Ever since last summer, Ken Hebah has been unable to find a place to live. The Eastern Shoshone Tribe member says he doesn't need much.

"Well, like a, maybe a one bedroom just for me," Hebah says.

Until Hebah finds his own place, he's living at his sister's house on the reservation. He's a nurse with a good credit history, but he says for some reason landlords just won't rent to him.

"That's the first question. 'Do you party, do you drink, do you have a lot of people?' They already assume I'm going to do something like that," Hebah says. "And that's where I feel like I'm being discriminated [against] because of my race."

The most recent study from the Department of Housing and Urban Development shows that one in four Native Americans has experienced housing discrimination, but few get around to filing formal complaints. In the last 10 years, only four people did so in this county, and Hebah wasn't one of them.

This is it, this is the apartment house and interestingly, this little trailer court is mine also," says landlord Dave Kellogg.

Kellogg says he's mostly just rents spaces like affordable two bedroom, one bath apartments.
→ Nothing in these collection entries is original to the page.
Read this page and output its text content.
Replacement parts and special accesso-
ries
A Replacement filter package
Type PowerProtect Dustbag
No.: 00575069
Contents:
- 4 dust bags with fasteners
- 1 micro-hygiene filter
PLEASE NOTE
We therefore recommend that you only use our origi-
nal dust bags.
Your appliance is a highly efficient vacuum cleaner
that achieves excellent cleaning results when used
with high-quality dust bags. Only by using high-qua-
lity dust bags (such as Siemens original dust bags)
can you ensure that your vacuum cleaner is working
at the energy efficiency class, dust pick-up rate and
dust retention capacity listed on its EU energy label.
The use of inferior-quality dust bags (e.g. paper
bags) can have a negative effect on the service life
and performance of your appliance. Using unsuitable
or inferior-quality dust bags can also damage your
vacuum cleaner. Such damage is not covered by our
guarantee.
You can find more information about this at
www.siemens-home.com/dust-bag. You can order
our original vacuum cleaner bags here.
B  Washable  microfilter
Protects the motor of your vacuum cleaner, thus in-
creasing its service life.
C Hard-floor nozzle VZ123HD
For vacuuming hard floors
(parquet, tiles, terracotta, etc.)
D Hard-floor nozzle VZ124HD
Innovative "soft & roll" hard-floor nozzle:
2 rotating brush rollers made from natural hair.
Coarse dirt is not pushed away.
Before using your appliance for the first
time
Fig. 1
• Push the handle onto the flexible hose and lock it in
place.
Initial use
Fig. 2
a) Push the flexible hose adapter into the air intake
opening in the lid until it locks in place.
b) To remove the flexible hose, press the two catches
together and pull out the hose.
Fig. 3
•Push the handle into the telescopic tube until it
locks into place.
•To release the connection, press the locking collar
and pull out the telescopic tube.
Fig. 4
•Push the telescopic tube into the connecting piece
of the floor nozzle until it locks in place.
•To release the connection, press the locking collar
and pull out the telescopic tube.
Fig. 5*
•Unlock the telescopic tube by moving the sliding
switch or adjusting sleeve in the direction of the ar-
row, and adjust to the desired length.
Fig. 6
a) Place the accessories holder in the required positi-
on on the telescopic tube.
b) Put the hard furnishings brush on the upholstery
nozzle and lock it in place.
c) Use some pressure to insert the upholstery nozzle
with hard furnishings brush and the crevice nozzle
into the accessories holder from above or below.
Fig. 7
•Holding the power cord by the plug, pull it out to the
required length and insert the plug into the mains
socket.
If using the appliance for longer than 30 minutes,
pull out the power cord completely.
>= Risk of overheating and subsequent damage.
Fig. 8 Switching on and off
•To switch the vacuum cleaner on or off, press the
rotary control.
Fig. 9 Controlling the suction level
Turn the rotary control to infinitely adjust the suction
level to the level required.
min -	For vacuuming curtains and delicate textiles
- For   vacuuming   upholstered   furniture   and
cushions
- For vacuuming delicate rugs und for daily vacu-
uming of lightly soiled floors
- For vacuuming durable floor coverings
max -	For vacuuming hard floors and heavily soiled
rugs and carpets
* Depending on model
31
But he's learned to set strict rules after spending $15,000 to repair one apartment complex he says was trashed by former tenants. Since then, he requires detailed credit histories and plenty of references from applicants.

"The Native Americans are less able in many instances to meet the amount of information I want to have on that credit application," Kellogg says. "A lot of them don't have a bank account."

Kellogg says he tries to be flexible, but he says he can't treat his rental business like a charity. Still, there are some things he won't budge on, like only allowing one family per apartment.

This rule might be the hardest for Native Americans because many want to live in extended families in the same home. Kellogg had a problem with one native family a few years back.

"All of a sudden there was five kids in the apartment, and nobody wanted to admit to where they came from or do anything about getting them out," he says. "So, we ended the rental agreement with some damage, I might add."

However, Lyle Konkol, the field director for the Department of Housing and Urban Development in Wyoming says most landlords unknowingly discriminate.

"No, you cannot put a number on how many people can live in a unit," Konkol says.

He says that Kellogg was in his rights to use a strict credit application, though.

"Here's the key. If you treat them like you treat everybody else in your application process, that's acceptable," Konkol says. "But everyone has to be treated the same."

Konkol says, in order to better know how pervasive such discrimination is, he wishes more Native Americans would file complaints. Jane Juve is trying to help tribal members do just that. She's the liaison in the nearby city of Riverton, Wyo. — sandwiched between tribal and non-tribal communities. Since she's been on the job, she's found many Native Americans are reluctant to file complaints because of long standing mistrust of government agencies.

"Just because you report something, doesn't mean you lose control of the process," Juve says.

To that end, Juve recently offered a landlord training on Fair Housing Law and she made it easier to find the complaint form by posting it on the city's website.